Duncan smiled, but there was no joy in it. “A man is dating your sister. He breaks up with her. She’s murdered. He changes identity and disappears for fifteen years.” He shrugged. “What would you think?”
Grace nodded. “You told me you like to shake the cages. That was the way to make progress in a case.”
“Right.”
“And you knew that you couldn’t just ask Jack about your sister. You had nothing on him.”
“Right again.”
“So,” she said, “you shook the cage.”
Silence.
“I checked with Josh at the Photomat,” Grace said.
“Ah. How much did you pay him?”
“A thousand dollars.”
Duncan snorted. “I only paid him five hundred.”
“To put that picture in my envelope.”
“Yes.”
The song changed. Allaw was now singing a song about voices and wind. Their sound was raw, but there was potential there too.
“You cast suspicion on Cora to distract me from pressuring Josh.”
“Yes.”
“You insisted I go with you to see Mrs. Alworth. You wanted to see her reaction when she saw her grandchildren.”
“More cage shaking,” he agreed. “Did you see the look in her eyes when she saw Emma and Max?”
She had. She just hadn’t known what it meant or why she ended up living in a condo right on Jack’s route to work. Now, of course, she did. “And because you were forced to take a leave, you couldn’t use the FBI for surveillance. So you hired a private detective, the one who used Rocky Conwell. And you put that camera in our house. If you were going to shake the cage, you’d need to see how your suspect would react.”
“All true.”
She thought of the end result. “A lot of people died because of what you did.”
“I was investigating my sister’s murder. You can’t expect me to apologize for that.”
Blame, she thought again. So much of it to go around. “You could have told me.”
“No. No, Grace, I could never trust you.”
“You said our alliance was temporary.”
He looked at her. There was something dark there now. “That,” he said, “was a lie. We never had an alliance.”

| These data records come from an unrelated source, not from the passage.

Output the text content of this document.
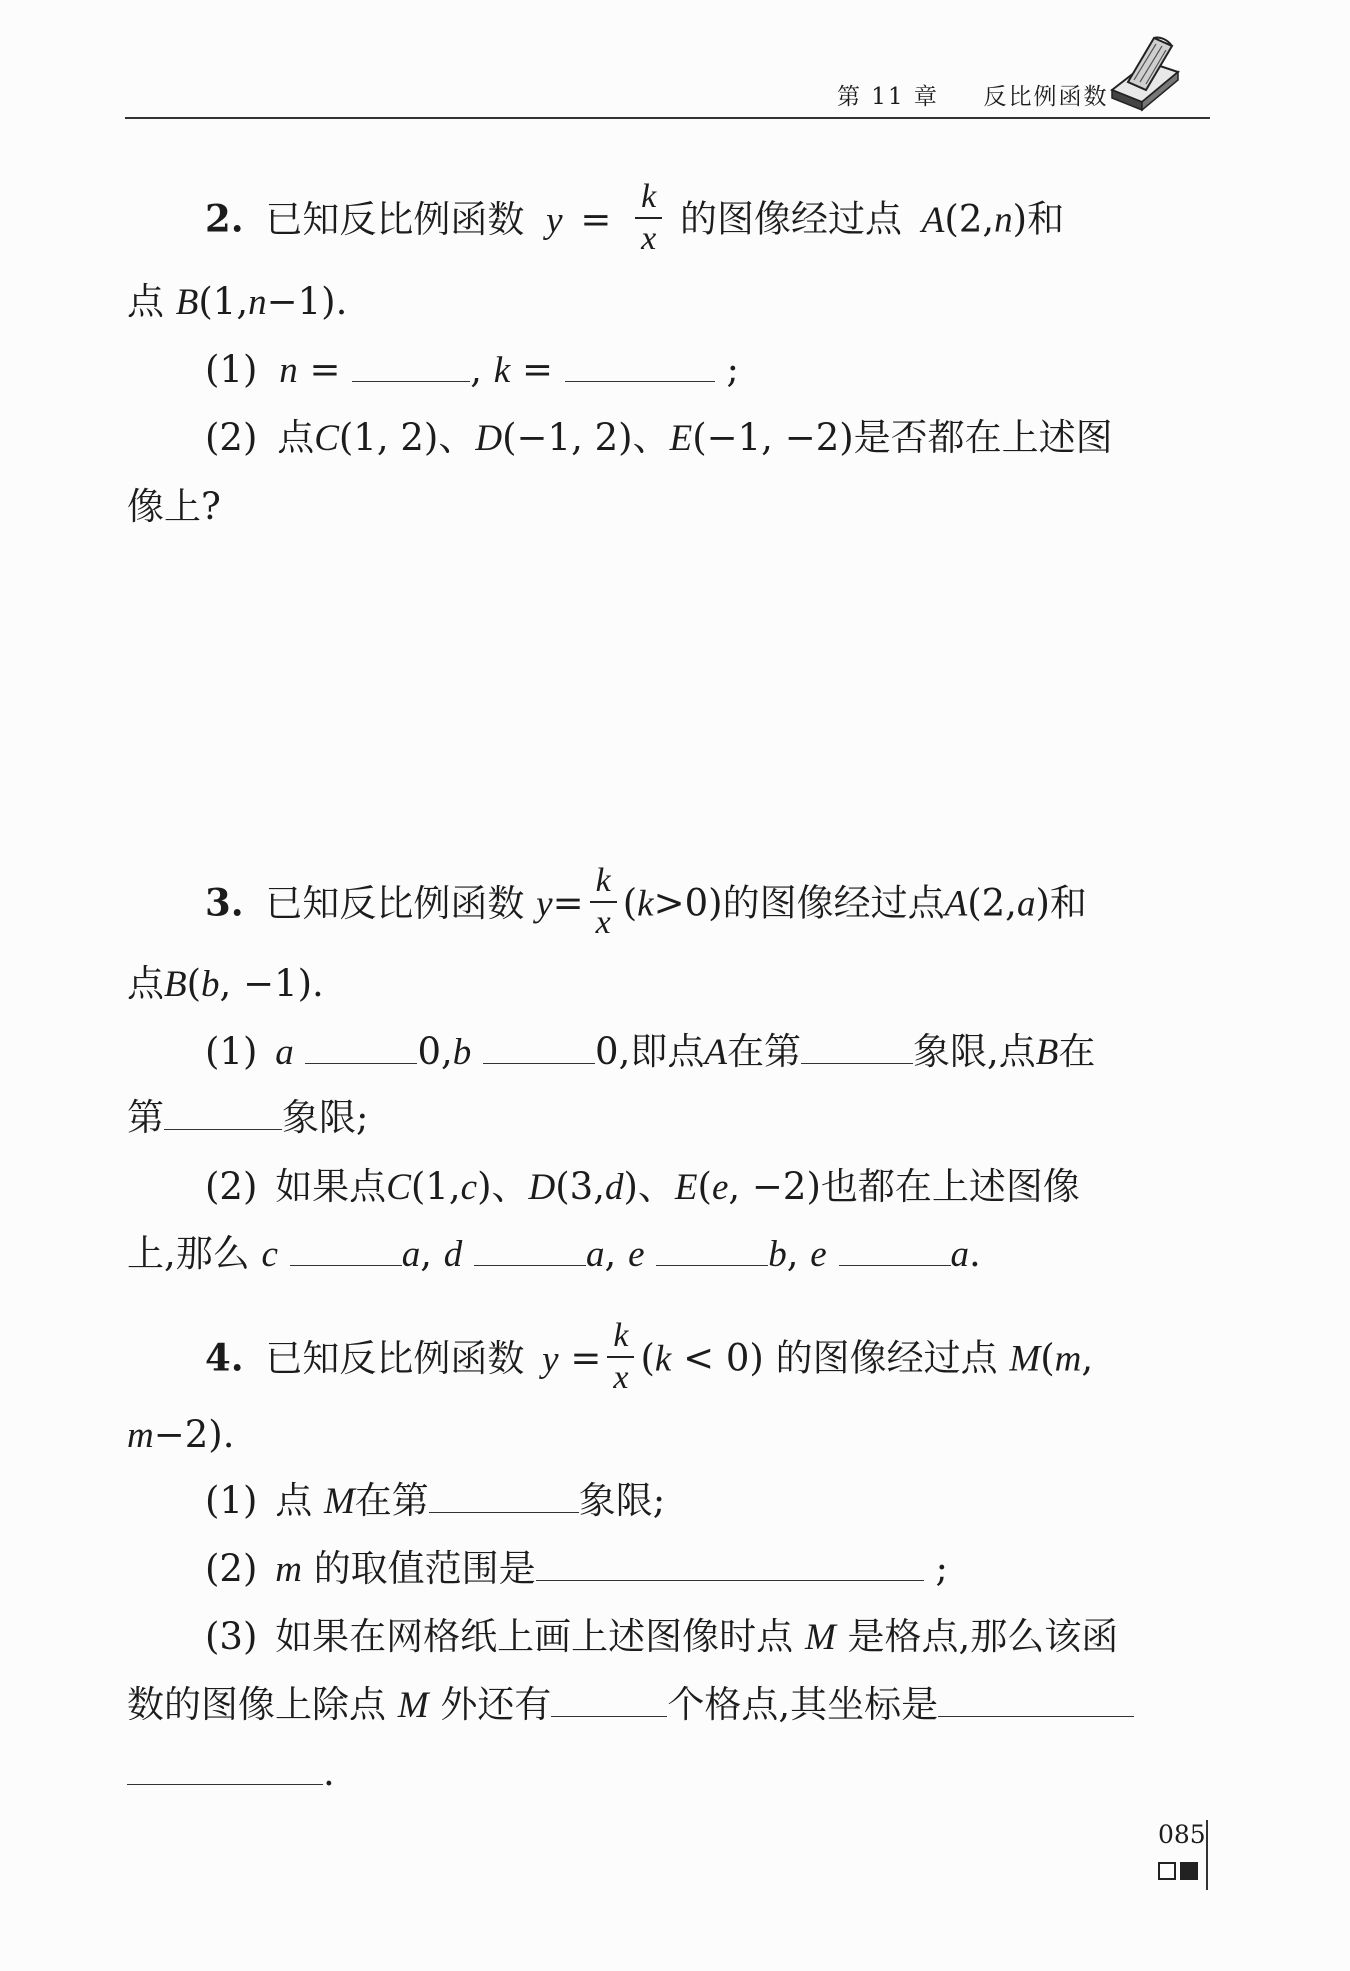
第 11 章 反比例函数
2. 已知反比例函数 $y = \frac{k}{x}$ 的图像经过点 A(2,n)和
点 B(1,n−1).
(1) n =	, k =	;
(2) 点C(1, 2)、D(−1, 2)、E(−1, −2)是否都在上述图
像上?
3. 已知反比例函数 $y= \frac{k}{x} (k>0)$的图像经过点A(2,a)和
点B(b, −1).
(1) a	0,b	0,即点A在第	象限,点B在
第	象限;
(2) 如果点C(1,c)、D(3,d)、E(e, −2)也都在上述图像
上,那么 c	a, d	a, e	b, e	a.
4. 已知反比例函数 $y = \frac{k}{x} (k < 0)$ 的图像经过点 M(m,
m−2).
(1) 点 M在第	象限;
(2) m 的取值范围是	;
(3) 如果在网格纸上画上述图像时点 M 是格点,那么该函
数的图像上除点 M 外还有	个格点,其坐标是
.
085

She sat up and turned the music down.
“You don’t remember the massacre, do you, Grace?”
“That’s not uncommon,” she said. “It’s not amnesia or anything like that. I was hit so hard in the head I was in a coma.”
“Head trauma,” he said with a nod. “I know all about it. I’ve seen in it lots of cases. The Central Park jogger, for one. Most cases, like yours, you don’t even remember the days before it.”
“So?”
“So how did you get into the front pit that night?”
The question, coming out of nowhere like that, made her sit up. She searched his face for a give. There was none. “What?”
“Ryan Vespa, well, his father scalped the ticket for four hundred bucks. The members of Allaw got them from Jimmy himself. The only way to get up there was to shell out a ton of dough or know someone.” He leaned forward. “How did you get into that front pit, Grace?”
“My boyfriend got tickets.”
“That would be Todd Woodcroft? The one who never visited you at the hospital?”
“Yes.”
“You sure about that? Because before you said you don’t remember.”
She opened her mouth and then closed it. He leaned closer.